A terceira parte foi intitulada “A Incidência da Doutrina da Proteção Integral no Direito Brasileiro” e como o nome sugere, a autora faz uma análise sobre como a Doutrina da Proteção Integral afetou a elaboração de leis e institutos jurídicos para o direito brasileiro. O destaque do capítulo é a crítica elaborada em relação ao Direito Civil, que ainda precisa passar por um processo de constitucionalização para melhor refletir a ordem jurídica inaugurada pela CRFB/1988. A imposição do dever de obediência, a naturalização da violência dos pais contra os filhos (com o culto ao castigo), a ideia de poder familiar e a própria noção de capacidade ainda que tenham apresentado tímidas alterações quando comparados com o regime civilista do Código de 1916 ainda necessitam de uma profunda reestruturação para atenderem aos preceitos da Proteção Integral.
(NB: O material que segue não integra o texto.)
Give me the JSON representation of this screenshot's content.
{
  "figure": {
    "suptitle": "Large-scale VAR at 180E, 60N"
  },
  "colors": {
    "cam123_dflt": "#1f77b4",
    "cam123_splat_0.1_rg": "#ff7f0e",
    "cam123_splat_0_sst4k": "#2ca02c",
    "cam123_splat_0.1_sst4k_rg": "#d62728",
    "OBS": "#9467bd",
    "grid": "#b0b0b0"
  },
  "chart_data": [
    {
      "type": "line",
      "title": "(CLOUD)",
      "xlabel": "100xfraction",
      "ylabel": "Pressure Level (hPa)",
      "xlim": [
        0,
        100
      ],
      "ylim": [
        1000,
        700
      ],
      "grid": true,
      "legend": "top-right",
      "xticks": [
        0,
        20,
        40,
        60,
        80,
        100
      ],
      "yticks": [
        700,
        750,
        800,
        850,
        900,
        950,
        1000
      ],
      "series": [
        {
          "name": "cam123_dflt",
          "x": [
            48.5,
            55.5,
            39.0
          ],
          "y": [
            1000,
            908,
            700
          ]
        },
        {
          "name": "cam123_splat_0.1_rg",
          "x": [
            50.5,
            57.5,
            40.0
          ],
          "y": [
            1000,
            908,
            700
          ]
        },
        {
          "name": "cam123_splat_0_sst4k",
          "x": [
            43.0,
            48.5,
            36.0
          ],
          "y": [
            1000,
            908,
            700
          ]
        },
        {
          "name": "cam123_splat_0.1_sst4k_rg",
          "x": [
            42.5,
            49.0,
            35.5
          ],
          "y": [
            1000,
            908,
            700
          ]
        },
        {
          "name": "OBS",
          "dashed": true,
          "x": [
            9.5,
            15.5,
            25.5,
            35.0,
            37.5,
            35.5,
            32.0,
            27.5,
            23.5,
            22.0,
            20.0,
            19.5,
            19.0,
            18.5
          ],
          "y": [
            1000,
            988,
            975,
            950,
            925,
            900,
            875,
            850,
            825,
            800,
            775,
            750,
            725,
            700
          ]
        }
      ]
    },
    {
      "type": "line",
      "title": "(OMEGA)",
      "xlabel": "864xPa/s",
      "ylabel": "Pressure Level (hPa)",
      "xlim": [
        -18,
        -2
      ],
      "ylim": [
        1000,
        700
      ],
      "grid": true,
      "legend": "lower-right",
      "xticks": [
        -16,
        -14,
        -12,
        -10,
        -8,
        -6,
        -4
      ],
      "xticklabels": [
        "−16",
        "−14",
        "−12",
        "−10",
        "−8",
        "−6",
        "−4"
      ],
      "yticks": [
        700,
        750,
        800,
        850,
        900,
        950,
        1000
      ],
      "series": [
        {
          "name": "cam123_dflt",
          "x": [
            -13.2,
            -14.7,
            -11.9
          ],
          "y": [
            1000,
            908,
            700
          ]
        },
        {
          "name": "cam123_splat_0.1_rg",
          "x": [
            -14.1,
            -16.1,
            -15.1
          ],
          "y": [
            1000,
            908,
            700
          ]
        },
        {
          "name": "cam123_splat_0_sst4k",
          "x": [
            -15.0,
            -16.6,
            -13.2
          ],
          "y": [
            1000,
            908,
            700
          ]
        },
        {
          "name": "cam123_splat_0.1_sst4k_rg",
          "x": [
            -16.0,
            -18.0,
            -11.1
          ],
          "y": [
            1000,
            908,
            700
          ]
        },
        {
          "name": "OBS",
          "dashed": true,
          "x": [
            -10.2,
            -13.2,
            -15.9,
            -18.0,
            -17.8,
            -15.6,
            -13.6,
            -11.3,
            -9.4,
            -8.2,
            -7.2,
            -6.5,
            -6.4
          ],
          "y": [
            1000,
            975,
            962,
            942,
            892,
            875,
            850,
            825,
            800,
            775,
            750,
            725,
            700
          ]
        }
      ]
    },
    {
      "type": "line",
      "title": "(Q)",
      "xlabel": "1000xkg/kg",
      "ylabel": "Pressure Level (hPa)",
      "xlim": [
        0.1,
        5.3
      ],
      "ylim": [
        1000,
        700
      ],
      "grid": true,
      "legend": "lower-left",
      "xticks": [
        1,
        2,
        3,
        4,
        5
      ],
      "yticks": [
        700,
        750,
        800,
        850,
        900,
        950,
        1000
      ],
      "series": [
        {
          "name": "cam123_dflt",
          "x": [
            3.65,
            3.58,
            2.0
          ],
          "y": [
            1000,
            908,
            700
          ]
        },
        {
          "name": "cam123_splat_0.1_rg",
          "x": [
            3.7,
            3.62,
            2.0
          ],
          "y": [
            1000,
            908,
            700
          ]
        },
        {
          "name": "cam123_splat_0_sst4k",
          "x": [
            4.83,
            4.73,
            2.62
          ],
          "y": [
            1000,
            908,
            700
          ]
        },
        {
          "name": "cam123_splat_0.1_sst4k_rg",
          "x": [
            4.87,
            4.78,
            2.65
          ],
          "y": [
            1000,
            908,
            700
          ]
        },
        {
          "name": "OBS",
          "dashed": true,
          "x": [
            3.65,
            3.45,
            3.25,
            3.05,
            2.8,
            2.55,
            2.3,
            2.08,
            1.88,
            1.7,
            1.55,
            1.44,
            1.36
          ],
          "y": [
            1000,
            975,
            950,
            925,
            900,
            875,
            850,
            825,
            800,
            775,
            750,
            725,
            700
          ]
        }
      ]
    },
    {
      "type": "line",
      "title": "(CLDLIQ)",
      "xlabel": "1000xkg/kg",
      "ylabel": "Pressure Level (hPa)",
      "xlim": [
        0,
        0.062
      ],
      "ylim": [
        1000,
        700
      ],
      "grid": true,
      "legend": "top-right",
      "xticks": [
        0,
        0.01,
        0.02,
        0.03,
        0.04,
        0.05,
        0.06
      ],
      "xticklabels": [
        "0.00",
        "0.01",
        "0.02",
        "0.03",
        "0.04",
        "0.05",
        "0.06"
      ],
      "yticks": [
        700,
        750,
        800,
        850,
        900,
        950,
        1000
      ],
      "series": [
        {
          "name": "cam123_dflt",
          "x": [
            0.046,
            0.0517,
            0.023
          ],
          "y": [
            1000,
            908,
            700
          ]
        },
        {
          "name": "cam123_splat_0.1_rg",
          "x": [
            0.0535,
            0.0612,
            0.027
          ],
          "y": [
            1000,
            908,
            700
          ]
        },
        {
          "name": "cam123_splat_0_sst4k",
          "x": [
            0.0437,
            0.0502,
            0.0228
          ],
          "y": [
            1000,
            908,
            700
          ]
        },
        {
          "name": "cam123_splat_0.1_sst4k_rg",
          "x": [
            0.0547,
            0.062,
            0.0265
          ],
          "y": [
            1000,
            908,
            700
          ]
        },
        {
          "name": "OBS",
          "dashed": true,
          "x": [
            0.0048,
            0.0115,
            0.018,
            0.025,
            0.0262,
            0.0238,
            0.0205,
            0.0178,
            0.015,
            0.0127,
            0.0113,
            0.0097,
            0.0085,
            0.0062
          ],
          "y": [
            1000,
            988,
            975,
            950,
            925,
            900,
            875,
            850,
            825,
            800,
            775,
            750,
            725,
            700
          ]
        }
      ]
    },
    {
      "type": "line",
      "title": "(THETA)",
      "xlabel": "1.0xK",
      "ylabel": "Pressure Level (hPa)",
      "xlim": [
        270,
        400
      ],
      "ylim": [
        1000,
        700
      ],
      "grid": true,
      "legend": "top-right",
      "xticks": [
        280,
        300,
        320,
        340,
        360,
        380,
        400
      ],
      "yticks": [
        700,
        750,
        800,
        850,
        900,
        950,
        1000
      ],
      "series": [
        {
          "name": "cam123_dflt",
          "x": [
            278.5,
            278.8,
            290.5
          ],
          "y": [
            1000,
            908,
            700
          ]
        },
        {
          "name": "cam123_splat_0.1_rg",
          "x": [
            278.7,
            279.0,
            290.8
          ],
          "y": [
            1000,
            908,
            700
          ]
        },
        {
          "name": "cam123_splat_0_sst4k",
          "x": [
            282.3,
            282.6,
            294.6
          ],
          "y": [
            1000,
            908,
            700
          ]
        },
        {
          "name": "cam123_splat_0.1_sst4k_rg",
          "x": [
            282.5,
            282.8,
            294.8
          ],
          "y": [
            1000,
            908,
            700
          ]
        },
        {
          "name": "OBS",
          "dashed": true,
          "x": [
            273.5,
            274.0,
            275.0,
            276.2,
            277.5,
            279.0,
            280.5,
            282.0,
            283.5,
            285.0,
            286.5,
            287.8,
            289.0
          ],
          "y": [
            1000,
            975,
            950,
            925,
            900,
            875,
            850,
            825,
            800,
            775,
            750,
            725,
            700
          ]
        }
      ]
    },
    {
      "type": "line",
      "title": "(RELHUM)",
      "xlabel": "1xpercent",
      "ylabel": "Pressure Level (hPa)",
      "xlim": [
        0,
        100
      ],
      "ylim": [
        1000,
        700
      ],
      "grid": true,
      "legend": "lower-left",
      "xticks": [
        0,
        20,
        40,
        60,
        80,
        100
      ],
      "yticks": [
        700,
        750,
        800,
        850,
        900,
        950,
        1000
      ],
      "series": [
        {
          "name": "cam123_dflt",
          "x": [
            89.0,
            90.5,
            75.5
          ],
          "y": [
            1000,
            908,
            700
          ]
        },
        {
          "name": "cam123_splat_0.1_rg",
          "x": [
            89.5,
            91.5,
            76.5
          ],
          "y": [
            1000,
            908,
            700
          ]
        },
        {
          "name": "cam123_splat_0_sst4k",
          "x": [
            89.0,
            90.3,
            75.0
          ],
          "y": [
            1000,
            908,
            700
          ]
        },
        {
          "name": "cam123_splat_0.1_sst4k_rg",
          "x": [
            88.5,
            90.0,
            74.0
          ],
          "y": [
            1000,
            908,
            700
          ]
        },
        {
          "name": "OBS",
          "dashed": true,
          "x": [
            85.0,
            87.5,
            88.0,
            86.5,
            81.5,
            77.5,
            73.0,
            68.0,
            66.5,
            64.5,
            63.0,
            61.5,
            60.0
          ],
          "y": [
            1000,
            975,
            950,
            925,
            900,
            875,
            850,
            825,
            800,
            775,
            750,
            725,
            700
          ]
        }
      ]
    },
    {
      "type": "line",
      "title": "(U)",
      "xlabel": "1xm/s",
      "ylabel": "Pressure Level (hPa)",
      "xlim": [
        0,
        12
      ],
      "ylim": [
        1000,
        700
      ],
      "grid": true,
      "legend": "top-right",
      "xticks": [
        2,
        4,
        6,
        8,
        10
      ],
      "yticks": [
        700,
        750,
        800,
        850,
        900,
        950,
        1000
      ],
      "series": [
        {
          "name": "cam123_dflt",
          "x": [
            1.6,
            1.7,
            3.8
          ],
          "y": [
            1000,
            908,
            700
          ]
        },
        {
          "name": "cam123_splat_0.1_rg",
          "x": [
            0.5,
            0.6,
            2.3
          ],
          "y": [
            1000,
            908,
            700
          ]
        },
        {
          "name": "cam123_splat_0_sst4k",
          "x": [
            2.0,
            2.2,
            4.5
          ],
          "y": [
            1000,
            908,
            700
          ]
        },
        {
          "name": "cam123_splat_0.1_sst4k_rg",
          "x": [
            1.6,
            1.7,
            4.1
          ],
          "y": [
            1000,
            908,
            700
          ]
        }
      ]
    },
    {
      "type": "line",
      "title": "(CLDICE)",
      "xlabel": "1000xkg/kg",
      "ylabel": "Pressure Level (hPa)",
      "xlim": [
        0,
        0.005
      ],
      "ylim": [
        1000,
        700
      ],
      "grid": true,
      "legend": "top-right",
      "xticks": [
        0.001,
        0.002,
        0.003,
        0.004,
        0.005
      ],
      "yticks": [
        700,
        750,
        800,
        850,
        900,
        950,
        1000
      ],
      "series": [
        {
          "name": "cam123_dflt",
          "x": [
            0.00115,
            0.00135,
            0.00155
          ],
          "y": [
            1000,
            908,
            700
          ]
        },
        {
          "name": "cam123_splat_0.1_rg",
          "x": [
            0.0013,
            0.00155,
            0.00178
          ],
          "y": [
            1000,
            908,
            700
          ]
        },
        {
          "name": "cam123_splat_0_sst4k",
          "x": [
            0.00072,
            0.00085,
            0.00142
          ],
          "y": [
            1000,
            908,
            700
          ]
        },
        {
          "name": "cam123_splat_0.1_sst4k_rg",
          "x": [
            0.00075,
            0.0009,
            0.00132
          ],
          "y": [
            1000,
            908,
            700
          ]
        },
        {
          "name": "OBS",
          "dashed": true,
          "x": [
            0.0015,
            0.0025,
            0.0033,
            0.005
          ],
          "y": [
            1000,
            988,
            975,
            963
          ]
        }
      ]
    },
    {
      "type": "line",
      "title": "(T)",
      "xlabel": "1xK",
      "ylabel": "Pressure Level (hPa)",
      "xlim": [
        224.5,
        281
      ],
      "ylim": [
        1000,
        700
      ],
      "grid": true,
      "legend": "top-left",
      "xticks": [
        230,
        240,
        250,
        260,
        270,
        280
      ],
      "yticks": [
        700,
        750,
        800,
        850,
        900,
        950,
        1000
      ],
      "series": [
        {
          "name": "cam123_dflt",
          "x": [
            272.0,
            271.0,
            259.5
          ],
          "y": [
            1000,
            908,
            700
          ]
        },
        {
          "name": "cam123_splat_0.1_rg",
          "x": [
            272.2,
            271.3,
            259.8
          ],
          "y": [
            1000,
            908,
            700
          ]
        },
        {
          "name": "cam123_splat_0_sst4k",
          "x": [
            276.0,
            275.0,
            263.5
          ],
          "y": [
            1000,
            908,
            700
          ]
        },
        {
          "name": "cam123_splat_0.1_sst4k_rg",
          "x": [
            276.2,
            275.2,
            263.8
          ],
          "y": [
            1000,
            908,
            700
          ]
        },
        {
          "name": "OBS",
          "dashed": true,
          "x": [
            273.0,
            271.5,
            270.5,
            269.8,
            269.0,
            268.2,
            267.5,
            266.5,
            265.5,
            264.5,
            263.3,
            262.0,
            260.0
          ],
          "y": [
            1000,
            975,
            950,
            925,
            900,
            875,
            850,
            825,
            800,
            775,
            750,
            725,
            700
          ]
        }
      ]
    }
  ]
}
Após, a autora efetua uma análise das legislações promulgadas após a CRFB/1988 e que espelham a Doutrina da Proteção Integral nos mais variados aspectos da infância e da adolescência, tais como a Lei nº 13.010/2014, referente a coibição do uso de violência como mecanismo de correção de crianças; o marco legal da primeira infância; a Lei de Diretrizes e Bases da Educação Nacional; a Lei da Escuta Especializada e do Depoimento Especial; o Marco Legal da Proteção de Dados e a Lei de Migração.

Por fim, na quarta parte, “A Incidência da Doutrina da Proteção Integral na Jurisprudência do Superior Tribunal de Justiça – junho de 2014 a junho de 2020”, a autora justifica o recorte das análises dos julgados do Superior Tribunal de Justiça, em relação ao marco temporal, pelo fato da Lei ‘Menino Bernardo’ ter sido promulgada em 2014, efetuando ainda uma breve análise das principais alterações normativas desde a promulgação do Estatuto da Criança e do Adolescente. Foram apresentados os descritores identificados nos julgados do Superior Tribunal de Justiça no período mencionado: Doutrina da Proteção Integral; Princípio da Proteção Integral e Paradigma da Proteção Integral. A utilização dos descritores pelo STJ é gradativamente ampliada, destacando a presença dos termos em processos relacionados ao ato infracional e a convivência familiar. Foi possível concluir que a jurisprudência do STJ tem apresentado “cada vez mais, um olhar diferenciado sobre os grandes temas, situações, fragilidades que envolvem as realidades de nossas crianças e adolescentes.”

Dessa forma, a obra “Das sombras à luz: o reconhecimento da criança e do adolescente como sujeito de direitos” se mostra uma leitura essencial para todos aqueles que se dedicam a compreensão dos direitos das crianças e dos adolescentes. A partir da perspectiva apresentada pela autora é possível compreender todo processo de construção da Doutrina da Proteção Integral, tanto no panorama internacional quando no direito brasileiro. É possível ainda concluir as falhas na prática jurídica e normativa que precisam serem sanadas para que se efetive o protagonismo da criança e do adolescente.

 

Notas e Referências

VERONESE, Josiane Rose Petry. Das sombras à luz: o reconhecimento da criança e do adolescente como sujeitos de direitos. Rio de Janeiro: Lumen Juris, 2021.